Dufy, natif du Havre, participe au début du siècle à l'aventure de l'art moderne. Il flirte avec le fauvisme dont il garde dans ses paysages le goût de la couleur. Il se rapproche un temps du cubisme mais ajoute aux compositions qu'il peint au côté de Braque, des balustrades, des palmes. "Malgré tous mes efforts (...), mes études, celles que je préfère, prennent un tour décoratif", dit-il. Dufy s'intéresse à l'art populaire, grave un bestiaire tiré des livres médiévaux pour illustrer un ouvrage d'Apollinaire, créé des céramiques, s'intéresse à la mode. Sa rencontre avec le couturier Paul Poiret en 1909 amènera l'artiste à dessiner des tissus, aux superbes motifs floraux. Plusieurs d'entre eux, ainsi que quelques robes, sont exposés. Cela "lui amènera la reconnaissance publique et sociale, et en même temps lui sera reproché", dit M. Hergott. La critique d'art le soupçonne "de mondanité, de légèreté, il n'est pas assez pur", alors qu'au contraire, ce travail va "enrichir sa peinture", ajoute-t-il. Il y exploite notamment le principe de la série, de la répétition. "C'est moderne depuis Warhol. A l'époque, c'était très audacieux", dit le directeur.

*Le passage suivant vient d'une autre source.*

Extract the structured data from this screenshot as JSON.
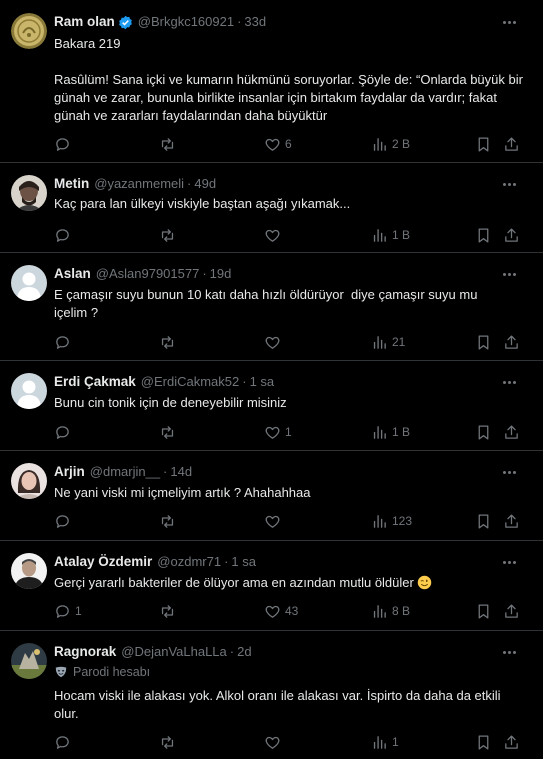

Le monde de Dufy est un monde idéal, peuplé d'une humanité idéale, il veut représenter un "monde de parade". L'oeuvre pour lui "doit évoquer la joie de vivre. Il ne veut pas cacher le malheur mais le tenir à distance", dit-il. Après les séries d'ateliers, de fenêtres, de rues pavoisées, l'exposition se conclut avec celle des cargos noirs, métaphore de la mort. La palette du peintre vieillissant est devenue sombre. Le cargo, à peine esquissé voire gratté à l'ongle sur la toile, s'avance vers le port.